小休止:悪役令嬢、天国でグルメ紀行。 《ティラミス編》

「さあ、召し上がれ」


 お母様の優しい声が鼓膜をくすぐる。

 目の前にはお父様の大好物である、お母様お手製のスイーツ『ティラミス』が人数分並んでいる。

 ワタクシと、お母様、そしてお父様の分は大盛りで。


 ここは黒猫型移動要塞マカロンにある応接室。

 大勢のお客様をお迎えできるよう、ローゼンブルク公爵家の邸宅と遜色のないサイズと調度品で整えてある。

 無事に天国での冒険(侵略)を終えたことだし、今日はここで久しぶりの家族団欒水入らずのティータイムを楽しむことにしたのだ。


「おお、来た来た」


 嬉しそうに手を叩いて破顔するなお父様。

 一方、ワタクシは曇り気分。子供の頃からスイーツが大好きだったワタクシだが、このティラミスだけは少々苦手なのだ。そのせいでせっかくの水入らずはどんより曇り模様。

 理由は単純明快。ティラミスがスイーツのくせに苦みが結構強いからだ。

 甘さを求めてスイーツを食べるのに、なぜわざわざ苦くするのか? まったもって理解に苦しむ。

 スイーツに苦みなんていらない。苦みはスイーツの敵だとすら思う。


「どうしたのだ、エトランジュ? スイーツは大好きだろ?」


「え、ええ、まあ……」


「あなた。エトランジュは、ティラミスが苦手なのよ」


 お父様にはバレていなかったようだが、お母様はお見通しだったか。さすがはお母様だ。


「ええ!? そうだったのかい? こんなに美味しいのに……」


 娘が自分の大好物を苦手だと知って、しょげ返るお父様。なんだか可哀そう。


「いえ、大丈夫ですわ。いただきます」


 お母様は、貴族の奥方としては珍しくお料理が得意だ。どれも美味しかったが、数あるレパートリーの中でも一番よく食卓に上り、一番印象に残っているのは、やはりこのティラミスだろう。

 久しぶりの母の味。もう二度と食べることはできないと思っていた味。

 ここは、ありがたくいただくとしよう。


 ぱくっ。


 この相変わらず何とも言えない不思議な味。記憶の中の味と同じだ。

 目を閉じると、幼少の頃を思い出す。

 家族三人、和気あいあいと楽しく食卓を囲んでいた。

 あの頃は毎日笑顔だった。


 ティラミスの名誉のために申し上げておくと、ティラミスは決してマズいわけではない。

 スイーツをスイーツたらしめるための充分な甘み。

 滑らかな舌触りの生クリーム。

 しっとりとしたスポンジがほろほろと口の中でほぐれている感触も悪くない。

 卵とチーズの味わいも濃厚で、スイーツとして申し分ない。


 だが問題は、ここからだ。

 ティラミスが唯一苦手なスイーツになっている理由であるところの苦み。その苦みの正体はコーヒーとココアだ。

 断然紅茶派のワタクシは、コーヒーを飲まない。コーヒーの香りは好きなのけれど、あの苦みがどうしても……ね?

 ココアは砂糖とミルクたっぷりのものは子供の頃から大好きだった。しかし、甘みの一切ない純粋なココアパウダーは苦手だ。苦みもさることながら渋みもあり、子供の舌には合わなかったから。


 しかし――

 今まさに食べるティラミスは、子供の頃に食べたものとまったく同じもののはずなのに美味しく感じる。

 ティラミスって、こんなに美味しかったかしら?

 ちゃんと苦みは感じる。

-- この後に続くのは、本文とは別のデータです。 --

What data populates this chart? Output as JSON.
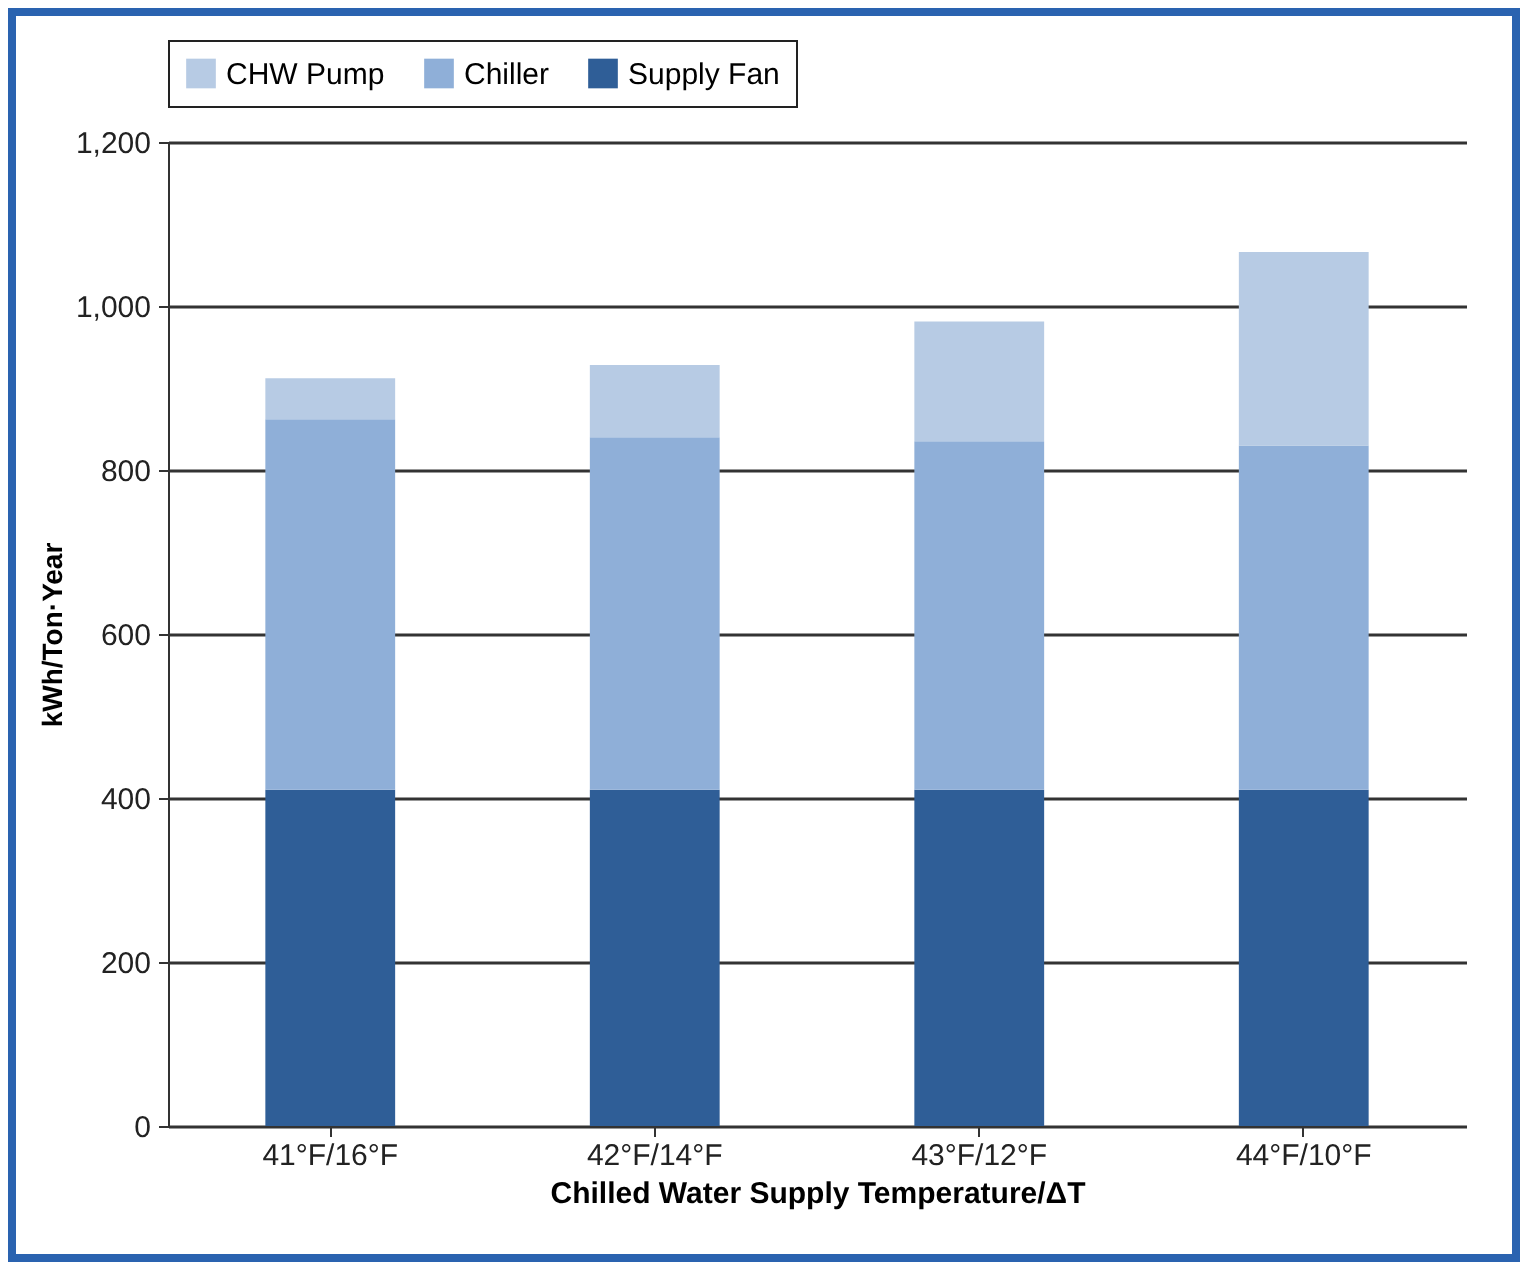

それでも美味しいと感じるのは、なぜか?

 これは一体……?


「ふふっ。あれからもう十年経つものね。エトランジュも17歳。大人になるにつれて味の好みに変化が出るのは当然よね」


 なるほど。成長に伴う好みの変化か。

 確かに子供の頃は食べられなかったピーマンやニンジンも今は美味しくいただくことができる。それと同じか。

 ……お母様は何でもお見通しだな。


「おお、エトランジュ。ティラミスの美味しさをわかってくれるか?」


「ええ。美味しいですわ。お父様が大好物とおっしゃるのがよくわかります」


「そうだろう、そうだろう」


 娘が自分の大好物を好きになってくれて、この上なく嬉しそうなお父様。

 ワタクシもお父様の大好物を美味しく味わえたことを嬉しく思う。


「味覚は大人になったみたいだから、もう少し行動も大人になってくれるといいのだけれど。早く一人前の淑女(レディ)になってほしいものですわね」


 おっと、想定外の攻撃が来たぞ。

 だけど、抵抗したところでお母様にはとてもかないそうにないし、全面降伏するわけにもいかないから、急ぎティラミスを完食して戦線離脱するとしよう。

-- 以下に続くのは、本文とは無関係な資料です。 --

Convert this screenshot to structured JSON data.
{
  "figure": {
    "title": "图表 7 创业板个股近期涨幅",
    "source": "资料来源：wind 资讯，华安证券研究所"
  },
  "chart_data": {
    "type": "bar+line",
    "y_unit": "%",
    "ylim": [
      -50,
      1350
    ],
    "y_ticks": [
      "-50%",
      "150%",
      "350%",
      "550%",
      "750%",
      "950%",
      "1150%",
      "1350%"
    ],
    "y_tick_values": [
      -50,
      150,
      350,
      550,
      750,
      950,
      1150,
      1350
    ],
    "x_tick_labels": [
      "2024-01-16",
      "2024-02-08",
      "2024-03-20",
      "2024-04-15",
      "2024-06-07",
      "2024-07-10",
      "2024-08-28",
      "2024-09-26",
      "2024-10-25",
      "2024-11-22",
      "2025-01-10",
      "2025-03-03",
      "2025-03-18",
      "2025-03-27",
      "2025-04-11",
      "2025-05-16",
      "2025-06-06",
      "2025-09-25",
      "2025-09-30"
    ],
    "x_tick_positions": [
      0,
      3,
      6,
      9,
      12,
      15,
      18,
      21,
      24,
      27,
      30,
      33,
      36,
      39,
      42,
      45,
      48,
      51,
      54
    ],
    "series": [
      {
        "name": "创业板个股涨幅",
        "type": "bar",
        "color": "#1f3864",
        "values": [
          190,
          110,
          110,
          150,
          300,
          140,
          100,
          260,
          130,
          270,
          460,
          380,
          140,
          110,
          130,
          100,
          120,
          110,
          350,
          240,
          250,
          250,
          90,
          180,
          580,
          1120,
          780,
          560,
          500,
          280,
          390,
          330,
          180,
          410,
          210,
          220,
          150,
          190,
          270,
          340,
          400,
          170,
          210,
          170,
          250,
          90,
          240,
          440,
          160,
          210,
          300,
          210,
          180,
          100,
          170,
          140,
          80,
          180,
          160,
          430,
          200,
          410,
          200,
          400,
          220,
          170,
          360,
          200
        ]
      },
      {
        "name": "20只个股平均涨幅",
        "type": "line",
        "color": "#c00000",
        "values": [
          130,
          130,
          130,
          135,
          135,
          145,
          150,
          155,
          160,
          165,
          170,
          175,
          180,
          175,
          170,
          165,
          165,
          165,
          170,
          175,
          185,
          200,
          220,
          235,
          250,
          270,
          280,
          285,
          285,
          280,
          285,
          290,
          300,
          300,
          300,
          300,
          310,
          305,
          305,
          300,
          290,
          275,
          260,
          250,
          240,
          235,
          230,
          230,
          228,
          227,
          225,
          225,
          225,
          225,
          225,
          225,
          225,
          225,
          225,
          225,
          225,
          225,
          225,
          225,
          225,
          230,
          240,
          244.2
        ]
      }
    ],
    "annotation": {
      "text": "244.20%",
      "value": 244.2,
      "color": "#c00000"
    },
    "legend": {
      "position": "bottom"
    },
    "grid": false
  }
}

 いつかワタクシもこのちょっと口うるさいけど、愛情あふれる偉大なお母様を超えられる日が来るのだろうか。

 普通、貴族の奥方ともなればキッチンに立つことはまずない。料理に限らず、家事全般は使用人任せというのが常識だ。

 しかし、普通ではないお母様はここぞという場面、これぞという料理は、必ず手作りの料理を出す。愛する家族のために愛情たっぷり込めることに意味があるというのが、お母様の揺るぎないこだわり。我が母ながら素晴らしい考えだ。


 ワタクシは食べるの専門だけど、お母様を見習っていつか手作りの料理を家族に振る舞える女性になりたい。

 そして、お母様のような立派な淑女(レディ)になりたいと思う。